О внутренней жизни будущего короля, о том, что занимало его разум и сердце, нам известно меньше, хотя Ассер и написал: «…с младенчества он более желал мудрости, чем чего бы то ни было другого». Жизненные впечатления, наложившись на особенности темперамента, сделали Альфреда не по годам взрослым и пробудили в нем чувство ответственности. Ребенку, воспитанному в духе христианской догмы, видевшему Рим и королевский двор западных франков и слышавшему о былом величии империи, ученость и благочестие, безусловно, представлялись высшими из благ. Перед мальчишеским взором мог вставать — как виденье будущих взрослых лет — возвышенный образ христианского государства, в котором царит порядок, где подданные довольны жизнью и богобоязненны, а король и аристократия используют знания во благо всего общества.

Проблески живого человеческого чувства искупают многословие и путанность описаний Ассера, когда он повествует о не по годам глубокой и искренней набожности своего героя, о том, как ревностно и щедро он раздавал милостыню, как молился, простершись перед гробницами святых, как Господь ниспослал ему недуг, именуемый «ficus», в ответ на его просьбу ниспослать на него немощь, которая будет сдерживать его, но при этом не будет заметна внешне и не сделает его беспомощным. Исступленные молитвы помогали юному Альфреду в переломные моменты жизни, что совершенно естественно для мальчика, чьи эмоции находили выход в религии.

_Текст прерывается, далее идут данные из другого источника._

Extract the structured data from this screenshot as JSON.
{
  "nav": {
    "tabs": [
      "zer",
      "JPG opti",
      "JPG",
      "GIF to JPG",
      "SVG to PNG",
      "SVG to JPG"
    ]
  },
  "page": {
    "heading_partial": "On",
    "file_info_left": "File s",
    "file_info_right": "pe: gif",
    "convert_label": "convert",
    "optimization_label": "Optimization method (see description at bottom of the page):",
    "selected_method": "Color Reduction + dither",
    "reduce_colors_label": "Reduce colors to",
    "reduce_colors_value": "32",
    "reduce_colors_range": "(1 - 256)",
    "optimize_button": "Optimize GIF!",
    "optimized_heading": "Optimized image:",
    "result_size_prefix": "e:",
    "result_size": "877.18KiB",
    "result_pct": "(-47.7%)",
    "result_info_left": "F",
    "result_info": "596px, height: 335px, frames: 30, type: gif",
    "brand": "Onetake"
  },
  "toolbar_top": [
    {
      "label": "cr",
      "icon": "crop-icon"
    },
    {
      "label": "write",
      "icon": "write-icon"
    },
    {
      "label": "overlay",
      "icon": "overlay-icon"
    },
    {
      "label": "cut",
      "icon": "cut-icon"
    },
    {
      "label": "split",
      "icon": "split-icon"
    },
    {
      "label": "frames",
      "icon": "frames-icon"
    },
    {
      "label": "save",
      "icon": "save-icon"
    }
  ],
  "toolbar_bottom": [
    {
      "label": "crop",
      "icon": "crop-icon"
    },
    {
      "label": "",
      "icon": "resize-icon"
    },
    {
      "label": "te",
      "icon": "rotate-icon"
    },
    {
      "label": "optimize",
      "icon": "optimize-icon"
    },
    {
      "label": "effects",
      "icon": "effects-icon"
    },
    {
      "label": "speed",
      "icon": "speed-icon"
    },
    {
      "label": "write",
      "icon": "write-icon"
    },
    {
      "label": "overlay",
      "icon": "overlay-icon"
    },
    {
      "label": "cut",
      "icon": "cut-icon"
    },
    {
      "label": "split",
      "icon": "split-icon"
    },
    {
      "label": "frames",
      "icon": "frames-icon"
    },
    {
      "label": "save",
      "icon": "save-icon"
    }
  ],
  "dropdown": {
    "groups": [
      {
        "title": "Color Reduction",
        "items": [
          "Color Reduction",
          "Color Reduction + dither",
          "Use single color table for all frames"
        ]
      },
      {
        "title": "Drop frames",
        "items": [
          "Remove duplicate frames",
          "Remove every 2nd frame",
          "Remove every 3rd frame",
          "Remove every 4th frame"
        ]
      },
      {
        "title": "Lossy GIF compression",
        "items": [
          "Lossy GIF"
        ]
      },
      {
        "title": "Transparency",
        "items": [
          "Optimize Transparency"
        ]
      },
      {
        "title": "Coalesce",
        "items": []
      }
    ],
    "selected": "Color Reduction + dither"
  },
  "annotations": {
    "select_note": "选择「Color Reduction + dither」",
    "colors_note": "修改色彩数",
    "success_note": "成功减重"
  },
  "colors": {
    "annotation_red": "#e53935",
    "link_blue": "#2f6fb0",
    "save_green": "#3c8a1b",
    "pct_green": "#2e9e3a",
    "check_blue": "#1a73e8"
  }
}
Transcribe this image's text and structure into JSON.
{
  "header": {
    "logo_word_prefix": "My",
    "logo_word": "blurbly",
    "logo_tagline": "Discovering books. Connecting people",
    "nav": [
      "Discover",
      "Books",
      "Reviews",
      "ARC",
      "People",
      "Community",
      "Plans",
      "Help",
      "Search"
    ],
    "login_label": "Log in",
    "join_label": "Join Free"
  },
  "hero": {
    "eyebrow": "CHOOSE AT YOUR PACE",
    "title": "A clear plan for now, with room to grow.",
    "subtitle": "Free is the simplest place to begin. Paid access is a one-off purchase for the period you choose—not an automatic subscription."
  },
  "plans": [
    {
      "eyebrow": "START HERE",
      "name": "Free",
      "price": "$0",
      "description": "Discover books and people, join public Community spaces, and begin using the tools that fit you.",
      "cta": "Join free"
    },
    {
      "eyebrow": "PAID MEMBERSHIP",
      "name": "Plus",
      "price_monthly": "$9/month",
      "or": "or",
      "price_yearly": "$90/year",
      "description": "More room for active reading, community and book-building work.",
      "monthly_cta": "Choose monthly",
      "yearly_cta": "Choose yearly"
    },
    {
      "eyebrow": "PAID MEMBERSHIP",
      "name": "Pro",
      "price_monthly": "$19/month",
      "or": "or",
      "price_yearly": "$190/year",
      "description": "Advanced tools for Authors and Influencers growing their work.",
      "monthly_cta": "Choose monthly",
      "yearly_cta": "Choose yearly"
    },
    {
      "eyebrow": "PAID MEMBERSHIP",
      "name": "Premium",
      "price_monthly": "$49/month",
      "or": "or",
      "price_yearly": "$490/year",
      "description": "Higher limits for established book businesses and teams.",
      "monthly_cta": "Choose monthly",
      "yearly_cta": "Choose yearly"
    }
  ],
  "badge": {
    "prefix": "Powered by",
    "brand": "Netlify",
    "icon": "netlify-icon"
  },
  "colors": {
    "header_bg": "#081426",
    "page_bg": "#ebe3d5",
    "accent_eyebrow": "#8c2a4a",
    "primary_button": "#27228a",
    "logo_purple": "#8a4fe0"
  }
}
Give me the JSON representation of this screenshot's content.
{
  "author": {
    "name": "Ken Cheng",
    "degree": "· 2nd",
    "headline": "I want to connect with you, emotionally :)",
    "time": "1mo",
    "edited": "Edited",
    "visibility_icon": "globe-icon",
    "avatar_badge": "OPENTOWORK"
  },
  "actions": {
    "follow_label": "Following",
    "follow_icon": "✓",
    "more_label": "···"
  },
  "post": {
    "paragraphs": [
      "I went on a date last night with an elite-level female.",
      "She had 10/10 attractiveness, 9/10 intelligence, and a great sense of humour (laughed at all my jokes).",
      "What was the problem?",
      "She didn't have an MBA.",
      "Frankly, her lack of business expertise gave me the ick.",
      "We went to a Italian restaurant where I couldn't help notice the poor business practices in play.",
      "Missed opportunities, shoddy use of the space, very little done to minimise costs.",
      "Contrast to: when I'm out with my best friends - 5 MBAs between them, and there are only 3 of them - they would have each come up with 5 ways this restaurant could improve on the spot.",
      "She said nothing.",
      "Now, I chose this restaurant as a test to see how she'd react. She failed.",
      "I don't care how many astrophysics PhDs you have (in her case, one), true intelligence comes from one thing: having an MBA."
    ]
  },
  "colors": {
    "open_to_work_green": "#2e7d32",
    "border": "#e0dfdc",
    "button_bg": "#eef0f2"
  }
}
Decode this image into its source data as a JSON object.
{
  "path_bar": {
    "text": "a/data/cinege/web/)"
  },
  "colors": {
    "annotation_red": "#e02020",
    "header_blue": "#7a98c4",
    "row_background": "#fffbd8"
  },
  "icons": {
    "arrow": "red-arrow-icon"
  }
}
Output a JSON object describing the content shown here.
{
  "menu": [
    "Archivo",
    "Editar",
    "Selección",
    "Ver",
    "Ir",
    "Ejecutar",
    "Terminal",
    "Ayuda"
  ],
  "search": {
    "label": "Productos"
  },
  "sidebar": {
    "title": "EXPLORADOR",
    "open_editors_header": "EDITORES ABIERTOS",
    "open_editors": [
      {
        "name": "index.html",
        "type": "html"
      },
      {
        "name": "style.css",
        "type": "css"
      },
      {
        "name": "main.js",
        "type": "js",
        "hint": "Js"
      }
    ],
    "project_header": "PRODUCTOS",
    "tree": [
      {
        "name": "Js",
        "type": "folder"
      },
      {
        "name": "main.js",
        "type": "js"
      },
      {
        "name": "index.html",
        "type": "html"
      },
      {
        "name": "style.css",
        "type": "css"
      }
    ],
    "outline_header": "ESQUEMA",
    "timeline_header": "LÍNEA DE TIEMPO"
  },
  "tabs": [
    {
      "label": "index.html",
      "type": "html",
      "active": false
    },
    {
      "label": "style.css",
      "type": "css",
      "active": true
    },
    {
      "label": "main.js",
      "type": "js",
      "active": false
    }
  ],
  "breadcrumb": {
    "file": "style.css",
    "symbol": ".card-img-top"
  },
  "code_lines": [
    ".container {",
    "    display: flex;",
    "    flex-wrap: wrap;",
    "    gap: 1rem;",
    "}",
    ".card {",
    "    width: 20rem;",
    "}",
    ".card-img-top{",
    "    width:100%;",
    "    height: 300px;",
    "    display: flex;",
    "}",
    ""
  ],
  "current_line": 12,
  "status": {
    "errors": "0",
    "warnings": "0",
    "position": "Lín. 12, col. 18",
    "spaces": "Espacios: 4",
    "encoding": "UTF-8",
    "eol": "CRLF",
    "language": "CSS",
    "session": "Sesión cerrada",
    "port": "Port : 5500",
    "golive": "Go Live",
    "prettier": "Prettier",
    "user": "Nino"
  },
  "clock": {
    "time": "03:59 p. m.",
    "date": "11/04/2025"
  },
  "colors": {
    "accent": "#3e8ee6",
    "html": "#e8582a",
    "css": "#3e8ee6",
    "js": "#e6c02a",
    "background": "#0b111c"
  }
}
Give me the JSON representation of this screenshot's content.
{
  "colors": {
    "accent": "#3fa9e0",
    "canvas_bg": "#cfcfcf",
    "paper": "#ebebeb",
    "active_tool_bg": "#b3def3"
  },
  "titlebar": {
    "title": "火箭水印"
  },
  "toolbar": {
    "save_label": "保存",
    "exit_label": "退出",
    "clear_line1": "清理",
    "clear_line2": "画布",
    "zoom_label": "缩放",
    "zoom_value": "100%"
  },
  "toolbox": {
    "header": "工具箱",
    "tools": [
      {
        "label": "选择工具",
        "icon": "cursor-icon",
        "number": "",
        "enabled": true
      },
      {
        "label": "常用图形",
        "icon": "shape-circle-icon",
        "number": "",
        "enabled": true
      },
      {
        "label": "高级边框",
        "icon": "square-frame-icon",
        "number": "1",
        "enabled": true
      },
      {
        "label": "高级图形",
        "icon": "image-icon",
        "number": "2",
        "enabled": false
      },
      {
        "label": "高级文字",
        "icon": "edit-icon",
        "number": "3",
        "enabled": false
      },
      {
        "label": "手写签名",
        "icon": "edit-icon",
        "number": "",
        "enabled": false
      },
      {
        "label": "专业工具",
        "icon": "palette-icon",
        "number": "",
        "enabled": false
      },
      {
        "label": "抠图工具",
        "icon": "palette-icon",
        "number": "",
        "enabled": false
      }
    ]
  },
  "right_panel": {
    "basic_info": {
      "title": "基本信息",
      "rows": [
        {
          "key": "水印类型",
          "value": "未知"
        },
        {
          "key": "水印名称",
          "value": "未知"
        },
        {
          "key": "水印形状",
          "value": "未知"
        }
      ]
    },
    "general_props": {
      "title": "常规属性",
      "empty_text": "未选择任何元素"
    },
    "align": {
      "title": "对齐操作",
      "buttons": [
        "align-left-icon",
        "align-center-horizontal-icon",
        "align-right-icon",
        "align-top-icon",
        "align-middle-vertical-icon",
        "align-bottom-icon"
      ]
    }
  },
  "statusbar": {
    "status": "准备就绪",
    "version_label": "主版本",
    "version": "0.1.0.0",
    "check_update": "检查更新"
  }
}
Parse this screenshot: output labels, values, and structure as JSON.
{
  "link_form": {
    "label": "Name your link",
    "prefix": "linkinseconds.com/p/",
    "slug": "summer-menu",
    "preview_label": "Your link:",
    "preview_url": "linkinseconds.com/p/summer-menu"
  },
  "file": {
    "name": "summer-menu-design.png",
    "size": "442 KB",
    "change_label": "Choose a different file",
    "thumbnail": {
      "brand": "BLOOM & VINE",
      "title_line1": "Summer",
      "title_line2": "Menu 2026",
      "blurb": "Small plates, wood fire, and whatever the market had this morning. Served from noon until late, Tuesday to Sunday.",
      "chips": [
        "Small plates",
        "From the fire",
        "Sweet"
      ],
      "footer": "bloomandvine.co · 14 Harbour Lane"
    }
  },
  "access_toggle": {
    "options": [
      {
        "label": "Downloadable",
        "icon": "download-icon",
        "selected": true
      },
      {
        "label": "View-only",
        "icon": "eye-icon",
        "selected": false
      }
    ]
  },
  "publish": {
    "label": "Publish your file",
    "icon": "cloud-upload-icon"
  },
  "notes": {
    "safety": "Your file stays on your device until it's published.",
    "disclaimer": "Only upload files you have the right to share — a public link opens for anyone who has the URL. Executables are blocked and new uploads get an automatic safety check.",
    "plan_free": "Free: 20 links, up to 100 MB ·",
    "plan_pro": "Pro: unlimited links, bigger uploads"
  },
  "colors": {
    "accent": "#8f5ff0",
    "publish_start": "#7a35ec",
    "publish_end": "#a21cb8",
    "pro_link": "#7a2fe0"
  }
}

Подобные психологические феномены не являются прерогативой строго определенной эпохи или религиозной конфессии. Последователь Уэсли, оплакивавший свои грехи ночью в темном саду, и юный Франциск Ассизский, облачившийся в нищенские лохмотья из любви к ближнему, были людьми того же сорта, что и юный Альфред, поднимавшийся с криком петуха, чтобы излить жар своей пылкой души перед Господом и святыми. Истово верующий, впечатлительный, ищущий мудрости, он, должно быть, старался избегать всех грубых проявлений реальности; ему причиняли боль скандалы и ссоры членов императорской династии, заносчивость и корыстолюбие папства, безудержная жестокость язычников норманнов. Он искал цивилизованности и культуры, а видел лишь постепенное торжество варварства, он мечтал об уединении и созерцании, а вынужден был прибегать к насилию.

Из всех биографов Альфреда сэр Джон Спелман, ставший свидетелем гражданской войны в Англии и видевший, как трудно жилось «книжным червям» в эти неспокойные дни, лучше других понимал страдания мальчика, мечтавшего гораздо больше о книгах, чем о землях, сокровищах и власти.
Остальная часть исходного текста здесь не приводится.